Ontario’s decision to allow courts to validate an improperly executed will is creating uncertainty regarding how far a judge might go in accepting non-compliant documents.
In the two years since Ontario added the will-validation provision to its estate law, courts have validated a will the deceased had failed to sign, a will that no witnesses had signed, and a will that existed only as an unsigned, unwitnessed electronic file — even though the legislation appears not to apply to electronic wills.
“It’s a little bit of a Wild West right now,” said Demetre Vasilounis, an estate lawyer with Fasken Martineau DuMoulin LLP in Toronto.
Also unclear is the extent to which lawyers and executors would be obligated to disclose the existence of a non-compliant will that could be validated by a court, said Krystyne Rusek, an estate lawyer with Speigel Nichols Fox LLP in Mississauga, Ont.
Before the provision took effect, in 2022, executors were not obliged to disclose the existence of a will that was improperly executed. Now, “rather than looking for a document [among the deceased’s effects] that says ‘Last Will and Testament,’ an [executor] might have to read through some scribbles on a napkin to see if it is a possible will,” Rusek said.
In 2021, the Ontario government added a will-validation provision to its Succession Law Reform Act (SLRA) as part of a broader set of estate law reforms. Section 21.1 took effect for deaths occurring on Jan. 1, 2022, and later, and gives courts the power to validate a document that was improperly executed if the document “sets out the testamentary intentions of a deceased, or an intention of a deceased to revoke, alter or revive a will.”
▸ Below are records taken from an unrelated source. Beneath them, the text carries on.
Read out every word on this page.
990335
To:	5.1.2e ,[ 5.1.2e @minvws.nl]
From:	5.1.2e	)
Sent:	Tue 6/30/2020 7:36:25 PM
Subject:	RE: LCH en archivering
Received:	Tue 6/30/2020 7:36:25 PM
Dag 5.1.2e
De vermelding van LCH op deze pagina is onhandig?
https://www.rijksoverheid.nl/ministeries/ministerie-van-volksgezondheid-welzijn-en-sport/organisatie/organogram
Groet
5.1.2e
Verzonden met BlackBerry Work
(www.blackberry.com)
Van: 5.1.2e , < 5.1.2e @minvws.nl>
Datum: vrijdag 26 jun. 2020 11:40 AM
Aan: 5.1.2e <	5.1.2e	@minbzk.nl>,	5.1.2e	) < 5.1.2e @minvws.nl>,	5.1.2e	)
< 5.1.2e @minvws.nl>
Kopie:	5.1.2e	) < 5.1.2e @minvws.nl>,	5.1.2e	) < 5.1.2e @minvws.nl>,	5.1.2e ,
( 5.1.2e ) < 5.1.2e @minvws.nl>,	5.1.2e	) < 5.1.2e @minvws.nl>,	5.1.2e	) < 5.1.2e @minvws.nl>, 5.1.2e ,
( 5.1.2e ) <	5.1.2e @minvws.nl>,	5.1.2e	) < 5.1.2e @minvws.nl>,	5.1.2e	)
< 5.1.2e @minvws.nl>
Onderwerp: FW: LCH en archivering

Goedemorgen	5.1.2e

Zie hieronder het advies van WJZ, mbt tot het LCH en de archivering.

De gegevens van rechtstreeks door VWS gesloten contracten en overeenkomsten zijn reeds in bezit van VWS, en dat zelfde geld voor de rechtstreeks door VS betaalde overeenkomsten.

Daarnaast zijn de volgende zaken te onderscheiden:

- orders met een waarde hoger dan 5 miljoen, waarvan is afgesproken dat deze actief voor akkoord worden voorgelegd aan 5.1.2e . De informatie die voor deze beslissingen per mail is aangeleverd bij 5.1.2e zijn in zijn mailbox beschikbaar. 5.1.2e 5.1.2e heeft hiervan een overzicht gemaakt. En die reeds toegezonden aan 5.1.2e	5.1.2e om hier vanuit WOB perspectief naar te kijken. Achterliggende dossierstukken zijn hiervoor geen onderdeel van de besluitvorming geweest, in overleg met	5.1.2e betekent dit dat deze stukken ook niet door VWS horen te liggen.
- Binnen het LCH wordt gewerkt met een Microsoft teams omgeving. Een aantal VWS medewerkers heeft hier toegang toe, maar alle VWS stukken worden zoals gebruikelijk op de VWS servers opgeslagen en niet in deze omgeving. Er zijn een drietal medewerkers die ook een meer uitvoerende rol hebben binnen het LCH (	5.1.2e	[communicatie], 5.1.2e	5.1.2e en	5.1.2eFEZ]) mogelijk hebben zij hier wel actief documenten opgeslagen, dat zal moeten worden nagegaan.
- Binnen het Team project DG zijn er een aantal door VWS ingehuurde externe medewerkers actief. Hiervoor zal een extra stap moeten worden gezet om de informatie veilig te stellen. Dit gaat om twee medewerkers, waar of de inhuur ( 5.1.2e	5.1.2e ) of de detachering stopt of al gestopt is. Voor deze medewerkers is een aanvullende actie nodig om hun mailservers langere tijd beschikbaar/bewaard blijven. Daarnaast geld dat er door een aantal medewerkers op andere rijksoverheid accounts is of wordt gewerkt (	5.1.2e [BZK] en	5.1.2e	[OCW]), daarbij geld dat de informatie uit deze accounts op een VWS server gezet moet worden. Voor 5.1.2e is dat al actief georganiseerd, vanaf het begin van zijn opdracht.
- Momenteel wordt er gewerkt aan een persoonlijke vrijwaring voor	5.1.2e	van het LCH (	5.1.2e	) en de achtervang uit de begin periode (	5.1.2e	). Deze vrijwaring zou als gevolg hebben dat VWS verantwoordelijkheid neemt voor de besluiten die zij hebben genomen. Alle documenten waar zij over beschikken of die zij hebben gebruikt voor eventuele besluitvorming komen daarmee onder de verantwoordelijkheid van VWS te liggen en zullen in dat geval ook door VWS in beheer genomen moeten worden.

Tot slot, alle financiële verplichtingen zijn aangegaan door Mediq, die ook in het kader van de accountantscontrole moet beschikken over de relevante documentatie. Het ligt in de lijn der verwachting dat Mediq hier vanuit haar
Prior to 2022, a will in Ontario that had not been signed by the testator in the presence of two witnesses — with those witnesses also signing in the testator’s presence — generally could not be saved, Vasilounis said. Sec. 21.1 is meant to address cases in which a testator’s intentions might be thwarted solely due to a technicality.
The courts used the new provision in the June 2023 decision Cruz v. Public Guardian and Trustee, in which the testator signed a typewritten will but failed to have it witnessed; and in the October 2023 decision Kertesz v. Kertesz, in which the testator left a handwritten, unsigned will.
However, the court validated a will that existed only as an electronic draft in the February 2023 decision Grattan v. Grattan. Subsection 21.1(2) of the SLRA — which bears the header “No electronic wills” — appears to exempt electronic documents from the validation provision. The court “likely misapplied” the provision, Rusek said.
Vasilounis suggested the introduction of Sec. 21.1, combined with greater general acceptance of electronic wills, may eventually lead the province to permit such wills. British Columbia is the only province that allows them.
Another notable decision was White v. White, in which a child of the deceased asked the court to compel the deceased’s lawyer to produce any of the deceased’s files that could be “testamentary” to see if any document could be validated under the new provision. Under an existing valid will in that case, the applicant was to receive only 10% of the estate. The court reluctantly issued the order only after the applicant produced evidence that the deceased may have been preparing a new will.
Rusek said case law on Sec. 21.1 indicates that a court will validate a will that fails to comply with formalities if the court deems a document to be authentic and reflect the testator’s final intentions. However, the legislation is awaiting a precedent setting decision, as no applicants in the cases to date were opposed.
“We haven’t had a case where someone was contesting that it was the handwriting of the deceased,” Rusek said. “We do not have a case where there is competing evidence as to the deceased’s fixed and final intentions.”